Occupational Health News Roundup

Forty years ago today, a series of explosions ripped through the No. 9 Mine in Farmington, West Virginia and killed 78 workers. For nine days, families and friends of trapped miners waited in the hope that some of the miners would survive – but none did, and the mine was finally sealed, with the bodies still inside. The Charleston Gazette’s Paul J. Nyden collects stories from those who lost loved ones in the disaster.

Bonnie Stewart and Scott Finn report for NPR’s All Things Considered that a memo written by a federal investigator and then forgotten for decades can explain why those men died. A ventilation fan that was supposed to keep dangerous levels of methane gas from building up in the mine had malfunctioned, which should have triggered the fan’s alarm. But the alarm didn’t go off because it had been disabled. Stewart and Finn point out:

Had the widows of the miners known about the memo at the time it was written, they could have used it to hold the coal company accountable for their husbands’ deaths.

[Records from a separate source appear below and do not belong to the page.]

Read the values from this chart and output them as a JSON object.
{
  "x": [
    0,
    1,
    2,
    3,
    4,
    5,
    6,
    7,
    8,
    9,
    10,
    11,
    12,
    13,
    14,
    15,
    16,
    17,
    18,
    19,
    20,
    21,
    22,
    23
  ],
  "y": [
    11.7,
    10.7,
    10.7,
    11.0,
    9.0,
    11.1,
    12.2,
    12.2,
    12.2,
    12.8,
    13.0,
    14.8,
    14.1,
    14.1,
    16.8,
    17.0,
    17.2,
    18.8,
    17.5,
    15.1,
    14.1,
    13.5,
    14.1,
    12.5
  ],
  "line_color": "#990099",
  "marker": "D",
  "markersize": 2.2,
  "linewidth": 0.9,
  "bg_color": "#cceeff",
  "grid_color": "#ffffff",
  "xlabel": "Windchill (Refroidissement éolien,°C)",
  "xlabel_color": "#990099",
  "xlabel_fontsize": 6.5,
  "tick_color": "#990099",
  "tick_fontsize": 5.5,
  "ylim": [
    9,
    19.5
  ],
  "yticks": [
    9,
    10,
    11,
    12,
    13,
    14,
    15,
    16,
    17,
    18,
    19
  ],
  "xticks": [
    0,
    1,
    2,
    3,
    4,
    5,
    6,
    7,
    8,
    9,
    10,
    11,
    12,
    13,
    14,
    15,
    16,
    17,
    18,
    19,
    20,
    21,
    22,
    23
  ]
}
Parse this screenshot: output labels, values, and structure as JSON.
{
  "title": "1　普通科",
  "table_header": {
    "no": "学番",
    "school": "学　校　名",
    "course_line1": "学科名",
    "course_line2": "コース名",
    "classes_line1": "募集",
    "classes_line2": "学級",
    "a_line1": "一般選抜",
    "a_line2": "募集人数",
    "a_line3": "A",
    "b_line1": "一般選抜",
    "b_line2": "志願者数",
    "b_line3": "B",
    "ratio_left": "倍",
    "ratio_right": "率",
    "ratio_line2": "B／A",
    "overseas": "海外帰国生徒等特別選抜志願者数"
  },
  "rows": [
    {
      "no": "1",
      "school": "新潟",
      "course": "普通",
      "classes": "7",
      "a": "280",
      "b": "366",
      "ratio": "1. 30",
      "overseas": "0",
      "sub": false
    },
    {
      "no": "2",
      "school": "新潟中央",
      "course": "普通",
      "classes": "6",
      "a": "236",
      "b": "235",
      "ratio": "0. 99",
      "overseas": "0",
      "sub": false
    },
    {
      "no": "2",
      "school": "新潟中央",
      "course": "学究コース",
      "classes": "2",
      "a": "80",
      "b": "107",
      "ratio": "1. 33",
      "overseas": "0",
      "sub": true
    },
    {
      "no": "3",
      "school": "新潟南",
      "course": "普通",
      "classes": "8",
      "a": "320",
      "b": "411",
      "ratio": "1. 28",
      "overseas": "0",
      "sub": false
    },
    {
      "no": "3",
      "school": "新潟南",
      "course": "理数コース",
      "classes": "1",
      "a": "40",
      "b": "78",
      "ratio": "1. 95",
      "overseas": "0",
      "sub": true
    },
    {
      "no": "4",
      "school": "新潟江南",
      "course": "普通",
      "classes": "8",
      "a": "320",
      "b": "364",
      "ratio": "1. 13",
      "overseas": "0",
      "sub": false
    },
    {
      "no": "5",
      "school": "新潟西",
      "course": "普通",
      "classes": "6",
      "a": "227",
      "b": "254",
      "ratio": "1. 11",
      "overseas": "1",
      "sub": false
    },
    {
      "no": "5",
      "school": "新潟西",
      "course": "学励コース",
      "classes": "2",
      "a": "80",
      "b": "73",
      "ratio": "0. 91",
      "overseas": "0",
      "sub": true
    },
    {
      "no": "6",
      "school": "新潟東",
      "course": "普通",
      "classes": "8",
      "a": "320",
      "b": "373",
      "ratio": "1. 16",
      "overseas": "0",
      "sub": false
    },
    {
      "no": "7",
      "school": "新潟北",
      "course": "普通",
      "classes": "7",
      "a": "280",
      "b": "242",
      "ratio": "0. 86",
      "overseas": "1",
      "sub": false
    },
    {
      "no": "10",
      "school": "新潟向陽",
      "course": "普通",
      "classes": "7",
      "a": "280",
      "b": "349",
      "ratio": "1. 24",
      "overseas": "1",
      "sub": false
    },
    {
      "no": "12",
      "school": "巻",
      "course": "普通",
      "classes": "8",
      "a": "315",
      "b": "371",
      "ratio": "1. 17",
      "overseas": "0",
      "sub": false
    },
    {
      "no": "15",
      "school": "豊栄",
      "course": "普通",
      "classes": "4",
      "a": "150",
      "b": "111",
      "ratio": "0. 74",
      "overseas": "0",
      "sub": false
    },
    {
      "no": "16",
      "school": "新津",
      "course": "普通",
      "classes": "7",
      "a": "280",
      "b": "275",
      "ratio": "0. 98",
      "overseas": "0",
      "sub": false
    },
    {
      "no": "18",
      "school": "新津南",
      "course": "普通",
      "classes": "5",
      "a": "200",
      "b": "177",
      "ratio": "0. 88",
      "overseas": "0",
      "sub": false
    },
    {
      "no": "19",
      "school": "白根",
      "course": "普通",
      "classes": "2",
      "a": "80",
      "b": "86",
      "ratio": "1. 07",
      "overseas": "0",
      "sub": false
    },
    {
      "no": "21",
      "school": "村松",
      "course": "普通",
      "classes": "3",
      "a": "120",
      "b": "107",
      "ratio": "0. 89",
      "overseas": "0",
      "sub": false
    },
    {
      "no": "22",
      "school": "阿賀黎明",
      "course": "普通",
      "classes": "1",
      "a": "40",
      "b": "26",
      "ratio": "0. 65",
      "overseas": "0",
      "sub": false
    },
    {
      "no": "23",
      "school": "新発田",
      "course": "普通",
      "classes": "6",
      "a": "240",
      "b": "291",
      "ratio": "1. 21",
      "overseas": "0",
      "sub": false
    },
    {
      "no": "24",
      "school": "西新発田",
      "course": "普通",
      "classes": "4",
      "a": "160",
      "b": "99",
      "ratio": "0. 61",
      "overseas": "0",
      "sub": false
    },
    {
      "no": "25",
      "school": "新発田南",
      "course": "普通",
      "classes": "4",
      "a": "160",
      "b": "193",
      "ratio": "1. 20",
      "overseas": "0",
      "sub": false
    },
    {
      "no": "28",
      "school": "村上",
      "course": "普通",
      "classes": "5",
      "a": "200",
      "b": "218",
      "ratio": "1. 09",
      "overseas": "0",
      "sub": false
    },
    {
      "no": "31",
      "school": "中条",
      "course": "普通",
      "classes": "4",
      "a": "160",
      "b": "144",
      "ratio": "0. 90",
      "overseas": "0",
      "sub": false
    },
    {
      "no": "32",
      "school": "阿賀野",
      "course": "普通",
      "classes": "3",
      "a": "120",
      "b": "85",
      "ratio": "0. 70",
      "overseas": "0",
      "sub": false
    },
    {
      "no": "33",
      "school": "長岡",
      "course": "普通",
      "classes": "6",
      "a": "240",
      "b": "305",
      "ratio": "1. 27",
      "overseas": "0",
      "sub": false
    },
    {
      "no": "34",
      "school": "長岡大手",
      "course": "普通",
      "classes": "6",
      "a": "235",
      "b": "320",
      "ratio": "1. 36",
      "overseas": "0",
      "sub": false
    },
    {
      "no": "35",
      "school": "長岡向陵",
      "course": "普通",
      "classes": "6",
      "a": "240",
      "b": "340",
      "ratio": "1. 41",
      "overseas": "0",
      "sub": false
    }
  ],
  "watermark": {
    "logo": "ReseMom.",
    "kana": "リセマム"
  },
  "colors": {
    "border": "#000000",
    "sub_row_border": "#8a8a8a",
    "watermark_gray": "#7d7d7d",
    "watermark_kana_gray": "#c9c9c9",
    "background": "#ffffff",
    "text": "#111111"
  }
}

Instead, most reached a $10,000 settlement with the coal company.

Shortly after Farmington, Congress passed mine-safety legislation, and we’ve seen mining’s death toll drop. But corners are still being cut on mine safety, and mineworkers are still losing their lives.

In other news:

Salt Lake Tribune: Veterans are calling for the release of a memo that describes the health risks faced by service members stationed at an Iraq base with a massive “burn pit” – but the U.S. Army Center for Health Promotion and Preventative Medicine says the information in it would damage national security.

Bloomberg News Service: FDA employees have written to House Energy and Commerce Committee Chair John Dingell saying managers “ordered, intimidated and coerced FDA experts to modify their scientific reviews, conclusions and recommendations” on medical devices being reviewed by the agency. 

The Australian: Workers who cleaned and repaired fuel tanks on F-111 fighter jets were found to have elevated risks of cancer, depression, anxiety, and other physical and mental ailments. The Australian government acknowledged the problem and agreed to compensate workers, but a parliamentary inquiry has now been launched to see if that’s really happening.

Austin-American Statesman: The Texas chapter of the National Nurses Organizing Committee seeks legislation to establish a nurse-patient ratio and strengthen whistleblower protection for nurses who call attention to unsafe conditions.

NIOSH: The National Institute for Occupational Safety and Health is seeking input on its Fire Fighter Fatality Investigation and Prevention Program, which investigates line-of-duty firefighter deaths and develops recommendations for preventing deaths and injuries in the future.